3. Early pricing for 2023-24 Prizm veterans
Because 2023-24 Panini Prizm is still relatively fresh, we’re in the price discovery phase:
- Early auction results like this help set expectations for where veteran superstars might land relative to:
- Their own earlier‑year parallels
- Current‑year rookies
- Future sales of the same card (especially in BGS 9.5 or PSA 10) will likely refer back to this $13,420 BGS 8.5 sale as a starting point.
As always, this does not mean prices will move in any particular direction; it only tells us where one motivated buyer and seller agreed in March 2026.
Takeaways for different types of collectors
New or returning collectors
If you’re just coming back into the hobby, this sale illustrates a few modern basics:
- “Color” and serial numbering matter: A gold /10 parallel of a star can sell for multiples of the base version.
- Brand counts: Prizm is one of the key names to learn in basketball, alongside others like Select, Optic, and high‑end lines such as National Treasures.
- Grade is important but not everything: On ultra‑scarce cards, collectors will accept a BGS 8.5 or 9 when the card itself is hard to find.
Active hobbyists and small sellers
For those already buying, selling, or breaking wax:
- This Goldin March 15, 2026 result gives a concrete benchmark for high‑end, non‑rookie Curry Prizm color from 2023-24.
- When pricing other Curry parallels, this sale can sit alongside:
- Earlier‑year golds
- Different serial tiers (/25, /49)
- Other grading outcomes (PSA vs BGS)
- It may also influence how people value similar veteran /10 Prizm parallels from the same release.

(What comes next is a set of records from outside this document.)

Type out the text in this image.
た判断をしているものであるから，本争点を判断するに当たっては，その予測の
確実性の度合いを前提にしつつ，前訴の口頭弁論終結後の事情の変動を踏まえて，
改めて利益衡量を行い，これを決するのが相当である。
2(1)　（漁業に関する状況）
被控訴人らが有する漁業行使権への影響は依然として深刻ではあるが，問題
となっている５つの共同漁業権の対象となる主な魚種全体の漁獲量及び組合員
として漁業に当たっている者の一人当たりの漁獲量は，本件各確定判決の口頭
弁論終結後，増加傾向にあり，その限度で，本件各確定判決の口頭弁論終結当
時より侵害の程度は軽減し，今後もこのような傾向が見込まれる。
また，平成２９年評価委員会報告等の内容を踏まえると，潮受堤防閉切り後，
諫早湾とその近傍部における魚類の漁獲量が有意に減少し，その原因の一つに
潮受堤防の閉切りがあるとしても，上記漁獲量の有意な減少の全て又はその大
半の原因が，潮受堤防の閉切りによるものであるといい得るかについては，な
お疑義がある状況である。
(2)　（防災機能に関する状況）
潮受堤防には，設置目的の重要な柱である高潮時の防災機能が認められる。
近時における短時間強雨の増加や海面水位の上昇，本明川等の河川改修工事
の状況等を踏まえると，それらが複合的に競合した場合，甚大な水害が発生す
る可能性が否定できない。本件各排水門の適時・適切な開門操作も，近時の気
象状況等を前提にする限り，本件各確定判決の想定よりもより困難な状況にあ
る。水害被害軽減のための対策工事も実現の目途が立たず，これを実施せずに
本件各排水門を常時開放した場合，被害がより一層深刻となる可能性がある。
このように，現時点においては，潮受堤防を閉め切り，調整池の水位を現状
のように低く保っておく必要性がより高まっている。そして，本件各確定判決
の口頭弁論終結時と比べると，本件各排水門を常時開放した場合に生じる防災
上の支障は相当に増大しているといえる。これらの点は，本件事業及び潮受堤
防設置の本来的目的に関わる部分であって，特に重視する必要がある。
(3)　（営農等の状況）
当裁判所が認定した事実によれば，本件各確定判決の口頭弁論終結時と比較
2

How this might inform your own research
If you want to go deeper on cards like this Curry, here are a few practical steps:
- Search sold listings on major marketplaces and auction houses for:
- “2023-24 Prizm Curry Gold /10”
- “Curry Prizm gold” by year
- Check pop reports (the graded card census) from BGS and PSA to see how many 2023-24 Curry Deca Gold Prizms have been graded so far, and at what levels.
- Compare tiers: line up prices of:
- Base Prizm Curry
- Silver Prizm
- Mid‑tier numbered parallels
- High‑end /10 and below (like this one)
This can help you build a mental map of how each step up in rarity and grade tends to affect realized prices within a single player’s market.
Summary
The 2023-24 Panini Prizm Deca Gold Prizm #144 Stephen Curry (#09/10) – BGS 8.5 selling for $13,420 at Goldin on March 15, 2026 is a clear sign that:
- High‑end, low‑print Curry parallels continue to command serious attention.
- Ultra‑modern veteran color, when paired with a flagship brand and tight print run, can reach strong five‑figure levels even without an autograph.
- Early sales from new Prizm releases are still establishing the long‑term price landscape.
For collectors, this sale is less about a new record and more about another solid datapoint in the evolving story of how the market values premium Curry Prizm parallels in the ultra‑modern era.